Urgensi penerapan cukai ini karena konsumsi tinggi minuman berpemanis dapat menyebabkan diabetes. Padahal, diabetes merupakan salah satu penyakit penyebab kematian tertinggi di Indonesia.

Berdasarkan penelitian Vasanti S Malik et al. (2019), setiap peningkatan 1 takaran saji minuman berpemanis per hari berhubungan dengan peningkatan berat badan sebesar 0,12 kg per tahun pada orang dewasa. 

Kemudian, kelebihan konsumsi minuman berpemanis satu porsi per hari akan meningkatkan risiko terkena diabetes melitus tipe 2 sebesar 18 persen, stroke 13 persen, dan serangan jantung (infark miokard) 22 persen.

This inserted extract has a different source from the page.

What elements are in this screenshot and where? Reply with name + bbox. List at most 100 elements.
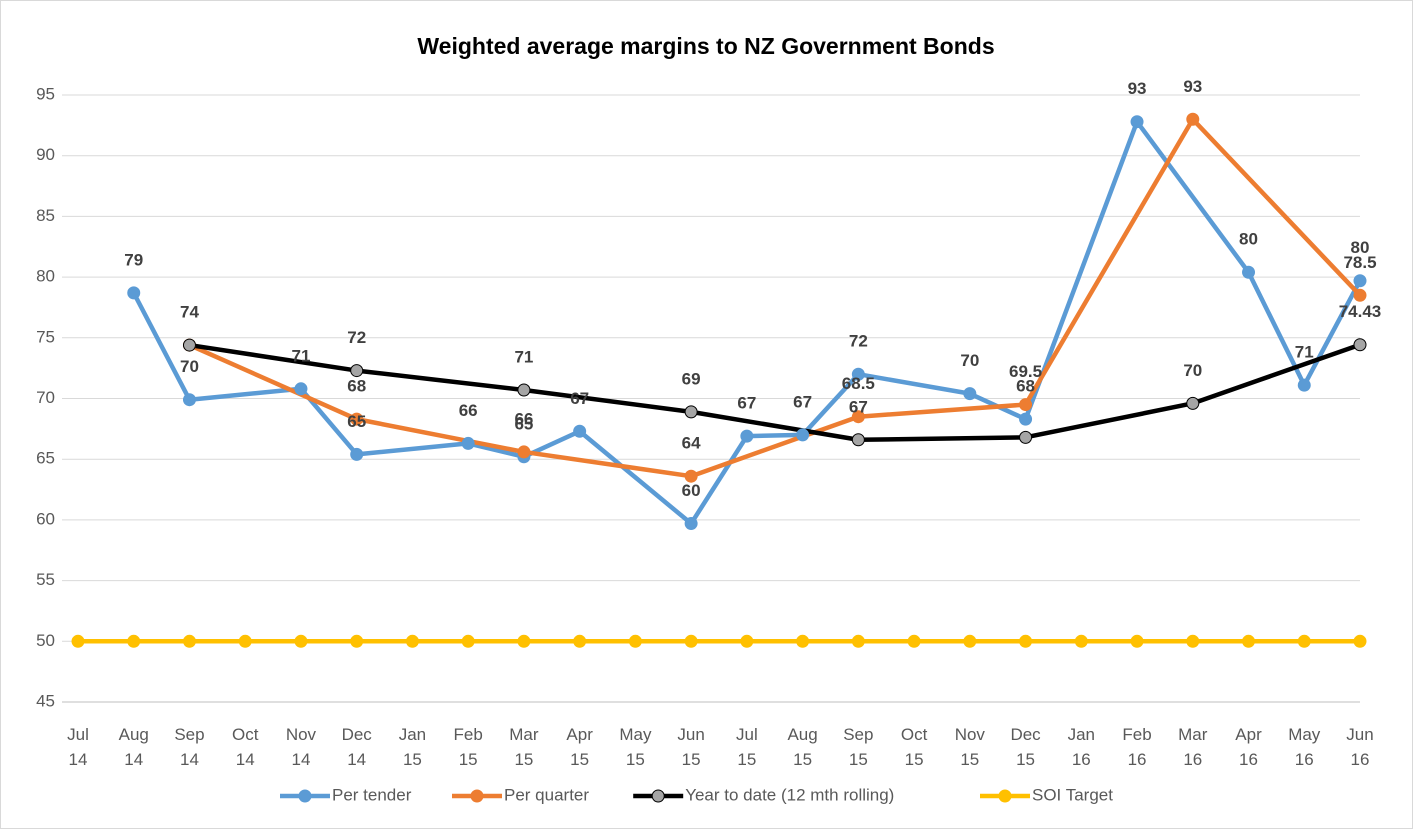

“Peraturan saat ini tengah disosialisasikan dan dikoordinasikan bersama pemangku kepentingan terkait seperti Kementerian Keuangan (Kemenkeu) terkait besaran cukai yang akan diterapkan,” kata Direktur Pencegahan dan Pengendalian Penyakit Tidak Menular Kemenkes RI Eva Susanti di Jakarta, Sabtu (04/03/2024). 

Pengenaan cukai pada MBDK dilatarbelakangi oleh dampak negatif yang ditimbulkan dari konsumsinya, baik dalam hal kesehatan masyarakat, khususnya peningkatan prevalensi PTM, maupun beban finansial yang ditanggung oleh sistem kesehatan.

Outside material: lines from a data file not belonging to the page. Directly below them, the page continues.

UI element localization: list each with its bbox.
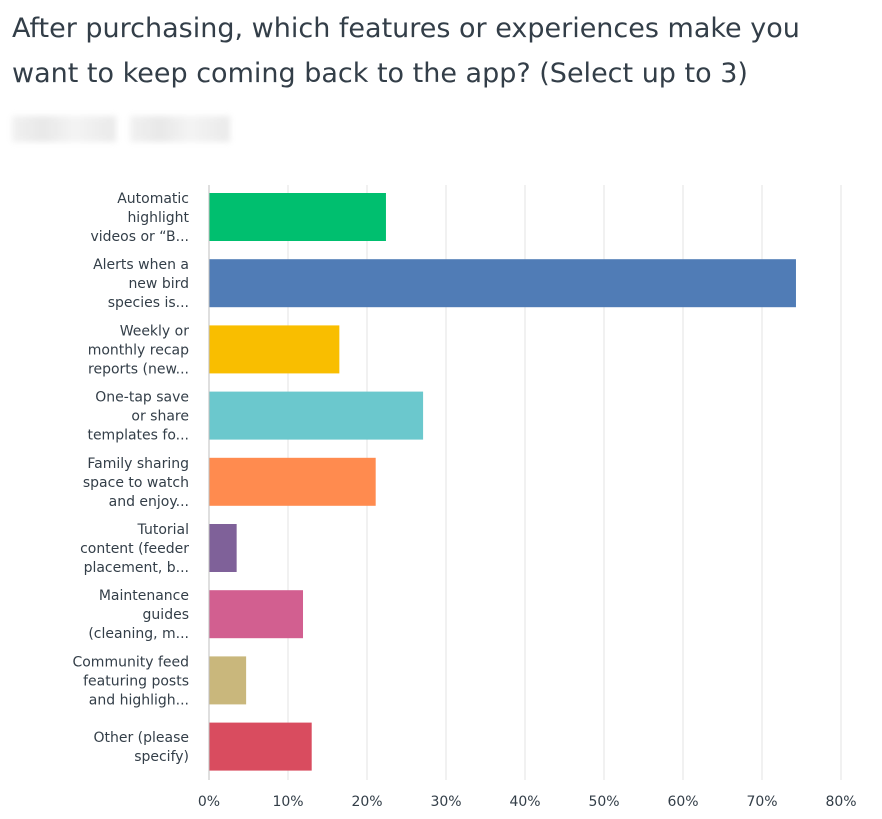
category-label: Community feed featuring posts and highlig… <box>72 654 189 708</box>
bar[interactable] <box>209 325 340 374</box>
category-label: Family sharing space to watch and enjoy... <box>83 456 189 510</box>
chart-category-labels: Automatic highlight videos or “B... Alerts … <box>72 191 189 765</box>
bar[interactable] <box>209 722 312 771</box>
category-label-line: Family sharing <box>87 456 189 472</box>
category-label: One-tap save or share templates fo... <box>87 390 189 444</box>
category-label-line: guides <box>143 607 189 623</box>
x-tick-label: 20% <box>351 794 382 810</box>
bar[interactable] <box>209 259 796 308</box>
category-label-line: content (feeder <box>80 541 189 557</box>
x-tick-label: 60% <box>667 794 698 810</box>
x-tick-label: 70% <box>746 794 777 810</box>
question-title-line1: After purchasing, which features or expe… <box>12 13 800 44</box>
bar[interactable] <box>209 656 247 705</box>
blurred-response-count <box>12 116 116 142</box>
category-label-line: (cleaning, m... <box>88 626 189 642</box>
chart-bars <box>209 193 796 771</box>
category-label-line: space to watch <box>83 475 189 491</box>
category-label-line: Alerts when a <box>93 257 189 273</box>
category-label-line: Automatic <box>117 191 189 207</box>
category-label-line: species is... <box>108 295 189 311</box>
category-label-line: and enjoy... <box>109 494 189 510</box>
category-label-line: Maintenance <box>99 588 189 604</box>
category-label-line: monthly recap <box>88 342 189 358</box>
category-label-line: featuring posts <box>83 673 189 689</box>
category-label-line: videos or “B... <box>90 229 189 245</box>
category-label-line: highlight <box>127 210 189 226</box>
bar[interactable] <box>209 391 424 440</box>
category-label: Tutorial content (feeder placement, b... <box>80 522 189 576</box>
category-label-line: or share <box>131 409 189 425</box>
category-label-line: new bird <box>128 276 189 292</box>
bar[interactable] <box>209 193 386 241</box>
category-label: Other (please specify) <box>93 730 189 765</box>
category-label-line: Weekly or <box>120 323 190 339</box>
category-label-line: Community feed <box>72 654 189 670</box>
bar[interactable] <box>209 590 304 639</box>
category-label-line: placement, b... <box>84 560 189 576</box>
category-label: Automatic highlight videos or “B... <box>90 191 189 245</box>
category-label-line: and highligh... <box>89 692 189 708</box>
bar[interactable] <box>209 524 237 572</box>
category-label: Alerts when a new bird species is... <box>93 257 189 311</box>
category-label-line: templates fo... <box>87 428 189 444</box>
category-label: Weekly or monthly recap reports (new... <box>88 323 190 377</box>
category-label-line: Other (please <box>93 730 189 746</box>
category-label: Maintenance guides (cleaning, m... <box>88 588 189 642</box>
x-tick-label: 10% <box>272 794 303 810</box>
category-label-line: One-tap save <box>95 390 189 406</box>
x-tick-label: 30% <box>430 794 461 810</box>
category-label-line: specify) <box>134 749 189 765</box>
bar[interactable] <box>209 457 376 506</box>
x-tick-label: 40% <box>509 794 540 810</box>
chart-x-tick-labels: 0% 10% 20% 30% 40% 50% 60% 70% 80% <box>198 794 857 810</box>
question-title: After purchasing, which features or expe… <box>12 6 872 96</box>
category-label-line: reports (new... <box>88 361 189 377</box>
x-tick-label: 50% <box>588 794 619 810</box>
x-tick-label: 0% <box>198 794 220 810</box>
blurred-skipped-count <box>130 116 230 142</box>
question-title-line2: want to keep coming back to the app? (Se… <box>12 58 748 89</box>
x-tick-label: 80% <box>825 794 856 810</box>
category-label-line: Tutorial <box>137 522 189 538</box>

Cukai MBDK salah satu intervensi yang dinilai cukup efektif untuk mengatasi PTM. Apalagi, sebanyak 108 negara yang menerapkan kebijakan ini.

Berdasarkan penelitian Ferretti dan Mariani (2019), Indonesia menempati posisi ketiga di Asia Tenggara setelah Maldives dan Thailand dengan konsumsi minuman berpemanis dalam kemasan (MBDK) sebesar 20,23 liter per orang di Asia Tenggara. 

Sumber lain, sebuah penelitian dari Rosyada dan Ardiansyah (2017), menyebutkan konsumsi MBDK di Indonesia mengalami peningkatan 15 kali lipat dalam 20 tahun terakhir, yakni sebanyak 51 juta liter pada 1996 dan bertambah menjadi 780 juta liter pada 2014.